Os alunos das turmas “A” e “B” da 2ª Série do Ensino Médio do Centro Educacional de Aracruz (CEA) participaram, no dia 31 de março de 2026, de uma aula diferenciada que uniu teoria literária e vivência prática. A atividade, realizada no miniauditório da escola, contou com a presença do escritor aracruzense Luciano Cúrcio, conhecido pelo pseudônimo Dom Ébano, que compartilhou sua trajetória e reflexões sobre o fazer literário contemporâneo.

Durante o encontro, o autor apresentou aos estudantes os bastidores de sua rotina como escritor, abordando desafios comuns à profissão, como a construção de narrativas, a busca por reconhecimento e as dificuldades do mercado editorial. Ele também destacou a importância da persistência, da sensibilidade e do compromisso social na produção de obras que dialoguem com a realidade vivida por tantas pessoas.

Luciano conversou sobre parte de sua produção literária, citando títulos como “Meu Grito de Liberdade” e “O Dançarino das Vielas”. O autor enfatizou que seus romances são inspirados em situações reais e que a literatura pode funcionar como um instrumento poderoso de denúncia, reflexão e transformação social, especialmente ao tratar de temas como preconceito e desigualdades.

Para a professora de Língua Portuguesa, Nuciala Mognato Tureta, a presença do escritor foi essencial para conectar o conteúdo estudado às vivências compartilhadas: “A presença do escritor Luciano Cúrcio, ou Dom Ébano, foi extremamente significativa para os nossos alunos, especialmente por trazer à tona discussões urgentes sobre preconceito e desigualdades sociais. Quando ele compartilha experiências reais que inspiram suas obras, os estudantes conseguem perceber como essas questões não estão distantes, mas fazem parte da sociedade em que vivemos”.

Em complemento, a educadora destacou a relação direta entre a atividade e o conteúdo trabalhado pelas turmas: “Esse diálogo amplia o olhar crítico dos alunos da 2ª Série do Ensino Médio e reforça o papel da literatura como ferramenta de reflexão e transformação.
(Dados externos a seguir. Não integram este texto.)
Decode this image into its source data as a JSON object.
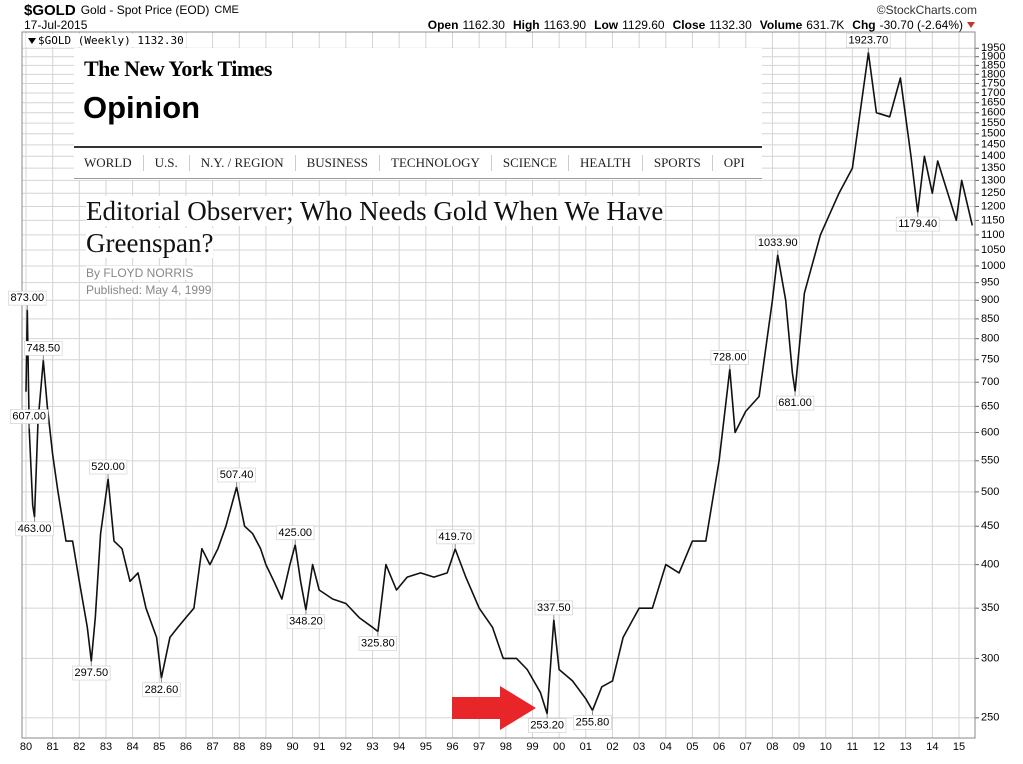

Além disso, ao relacionar essas vivências com o Realismo, conteúdo que estamos estudando, conseguimos tornar a aprendizagem mais concreta, significativa e conectada à realidade deles”.

Segundo depoimento conjunto dos estudantes, a aula foi considerada “diferente e marcante”, principalmente pela oportunidade de conhecer o escritor e ouvir suas histórias. Eles afirmaram que os relatos despertaram grande interesse, mas também provocaram momentos de tristeza ao evidenciar situações de preconceito e desigualdade enfrentadas pelo autor. Ao mesmo tempo, destacaram que essa aproximação tornou tudo mais real e facilitou a compreensão das obras e do movimento literário do Realismo, ampliando a reflexão sobre temas sociais.
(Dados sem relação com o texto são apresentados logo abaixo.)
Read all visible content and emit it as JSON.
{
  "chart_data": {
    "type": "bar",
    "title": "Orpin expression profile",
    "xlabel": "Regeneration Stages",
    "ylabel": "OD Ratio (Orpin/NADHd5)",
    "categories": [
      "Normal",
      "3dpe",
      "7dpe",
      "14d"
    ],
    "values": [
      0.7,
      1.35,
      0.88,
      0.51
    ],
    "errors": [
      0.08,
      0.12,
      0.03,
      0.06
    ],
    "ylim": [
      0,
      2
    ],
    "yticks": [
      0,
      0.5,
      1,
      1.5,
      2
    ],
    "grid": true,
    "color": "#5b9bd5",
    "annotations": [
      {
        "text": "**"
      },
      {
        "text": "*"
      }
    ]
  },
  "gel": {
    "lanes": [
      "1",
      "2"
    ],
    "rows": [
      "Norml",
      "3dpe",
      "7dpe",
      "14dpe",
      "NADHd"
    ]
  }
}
A iniciativa reforça o compromisso do CEA em promover práticas pedagógicas que ultrapassem o ensino tradicional, aproximando os estudantes do Ensino Médio do universo literário e valorizando a cultura regional. A vivência evidenciou que a literatura é viva, acessível e construída por sujeitos próximos à realidade dos alunos, contribuindo para um aprendizado mais significativo e conectado ao mundo real.